Talking to Peter on the phone, they begin to understand it is the Edina Hum allowing us to see the people that are deformed as if they were ‘normal’. Walter, against Peter’s wishes, seems to get over his recent fears and heads into town with Astrid to find the source. It’s good to see the change in the episode for Walter, feeling more secure in himself once again. You can't really blame him for being fearful but it's good to see he seems to be doing his own investigating.
Walter, knowing who started the tests back in the 70’s and who was capable of creating such a generator to hide their deformities seeks out the daughter of the scientist, Rose, which happens to be Teddy’s mother. Walter sneaks around the house while Astrid plays a game of Operation with the boy as he attempts to find the generator. I found the game itself, Operation, quite amusing for Astrid to play. Seeing as how she helps Walter and his autopsies, there probably wasn’t a better game out there.

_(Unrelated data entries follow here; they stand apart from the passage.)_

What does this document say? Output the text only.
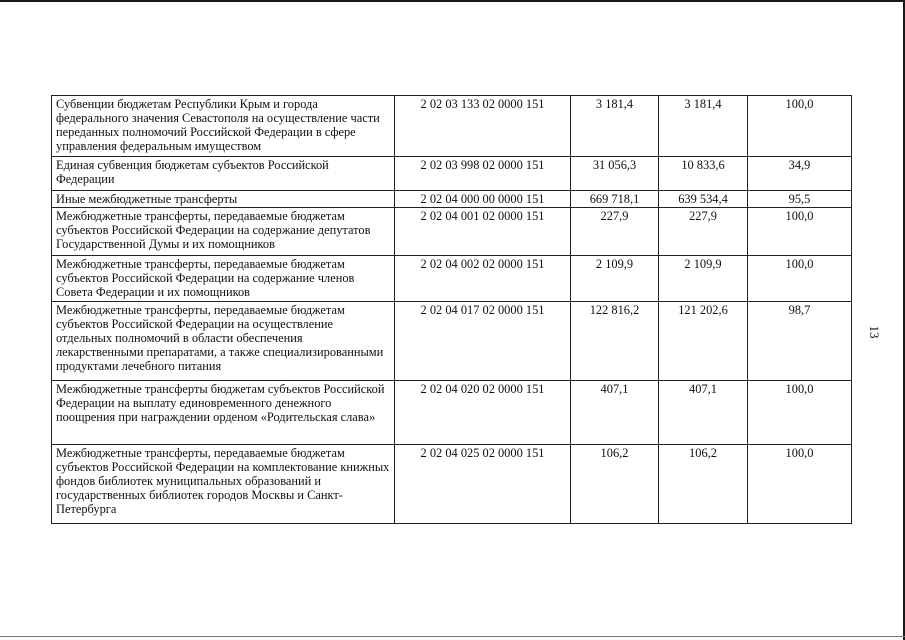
Субвенции бюджетам Республики Крым и города федерального значения Севастополя на осуществление части переданных полномочий Российской Федерации в сфере управления федеральным имуществом	2 02 03 133 02 0000 151	3 181,4	3 181,4	100,0
Единая субвенция бюджетам субъектов Российской Федерации	2 02 03 998 02 0000 151	31 056,3	10 833,6	34,9
Иные межбюджетные трансферты	2 02 04 000 00 0000 151	669 718,1	639 534,4	95,5
Межбюджетные трансферты, передаваемые бюджетам субъектов Российской Федерации на содержание депутатов Государственной Думы и их помощников	2 02 04 001 02 0000 151	227,9	227,9	100,0
Межбюджетные трансферты, передаваемые бюджетам субъектов Российской Федерации на содержание членов Совета Федерации и их помощников	2 02 04 002 02 0000 151	2 109,9	2 109,9	100,0
Межбюджетные трансферты, передаваемые бюджетам субъектов Российской Федерации на осуществление отдельных полномочий в области обеспечения лекарственными препаратами, а также специализированными продуктами лечебного питания	2 02 04 017 02 0000 151	122 816,2	121 202,6	98,7
Межбюджетные трансферты бюджетам субъектов Российской Федерации на выплату единовременного денежного поощрения при награждении орденом «Родительская слава»	2 02 04 020 02 0000 151	407,1	407,1	100,0
Межбюджетные трансферты, передаваемые бюджетам субъектов Российской Федерации на комплектование книжных фондов библиотек муниципальных образований и государственных библиотек городов Москвы и Санкт-Петербурга	2 02 04 025 02 0000 151	106,2	106,2	100,0
13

Soon Peter realizes the only change in the population seems to be a small number, births and deaths, that no one ever leaves this town. Peter now realizes and tells us that everyone in Edina is one of them. The officer chases after them, shooting at Peter and Olivia, wanting to keep the town’s secret. In the midst of all the shooting, Walter manages to turn the generator off and everyone’s true self is revealed. The town’s secret is no longer hidden. It doesn’t seem to stop the sheriff from still wanting Olivia and Peter dead. Now that their secret is out it shouldn’t matter but he has decided it is worth killing for. It is Rose that takes the final kill shot at the Sherriff, left with no other choice as he was going to kill Olivia and Peter.

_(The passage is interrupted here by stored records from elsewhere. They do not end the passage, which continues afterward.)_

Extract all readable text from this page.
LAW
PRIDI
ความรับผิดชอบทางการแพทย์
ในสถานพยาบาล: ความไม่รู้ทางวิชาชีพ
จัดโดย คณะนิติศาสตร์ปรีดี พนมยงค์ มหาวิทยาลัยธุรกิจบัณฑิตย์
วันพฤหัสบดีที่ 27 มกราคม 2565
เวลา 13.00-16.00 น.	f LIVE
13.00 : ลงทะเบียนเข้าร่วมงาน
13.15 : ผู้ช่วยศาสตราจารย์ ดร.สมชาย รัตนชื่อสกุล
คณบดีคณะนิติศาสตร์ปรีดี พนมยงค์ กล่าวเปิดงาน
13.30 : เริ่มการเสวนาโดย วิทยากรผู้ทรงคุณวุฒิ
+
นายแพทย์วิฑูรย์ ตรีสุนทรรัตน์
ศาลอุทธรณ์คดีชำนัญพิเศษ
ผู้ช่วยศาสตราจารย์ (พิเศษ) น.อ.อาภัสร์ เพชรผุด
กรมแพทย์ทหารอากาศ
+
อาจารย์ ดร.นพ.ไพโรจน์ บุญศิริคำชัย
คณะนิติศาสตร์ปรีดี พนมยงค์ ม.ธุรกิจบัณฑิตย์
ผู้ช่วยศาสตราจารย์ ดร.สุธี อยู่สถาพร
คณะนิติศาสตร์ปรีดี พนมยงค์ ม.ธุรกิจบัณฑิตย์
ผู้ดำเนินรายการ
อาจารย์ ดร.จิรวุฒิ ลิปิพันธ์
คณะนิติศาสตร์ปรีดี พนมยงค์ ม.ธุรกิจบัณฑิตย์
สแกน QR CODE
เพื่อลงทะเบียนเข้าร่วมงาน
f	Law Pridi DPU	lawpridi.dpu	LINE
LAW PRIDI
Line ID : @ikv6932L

We learn that the original pulse in the 70’s deformed the whole town and Rose’s father couldn’t live with that. He came back to Edina to perfect the machine, essentially the Edina Hum. The people that chose to stay in Edina, given the pulse, would be able to look beyond their deformities and live ‘normal’ lives. Walter comes to understand the importance of the pulse, what he did in shutting it down, how others would see them for their deformities and how it would affect their lives. He wants it kept secret, not made public. Broyles tells Walter that if he did not find the machine, there’s nothing to report. Walter seems to understand and thanks Broyles. I like how we always get a little insight into our characters. Walter is suddenly becoming more concerned for others and no longer only thinking of himself and his experiments. Broyles looked beyond the investigation and the report as did what he agreed was best for the town of Edina.
Peter tells his father that he’s proud of him for speaking up for those people, that he didn’t have to do that. Walter ends the episode by saying, “I’m glad you choose to see me the way you do. Very glad, indeed.” This just reminds us that Walter has yet to come clean with his own son about where he’s from. Peter’s perception of his father, will undoubtedly change when he does find out the truth.
For a standalone episode, it was nice to see it was about Perception, given it is one of the main themes of Fringe and from what we currently know about Olivia’s ability. The episode seemed to leave us with more of a moral dilemma in that is it better to hide what people are and perceive them as ‘normal’ or let their true selves be shown and gain for acceptance. Walter was probably right in that people would come in and want to study them, test them. Their lives would never be ‘normal’ again.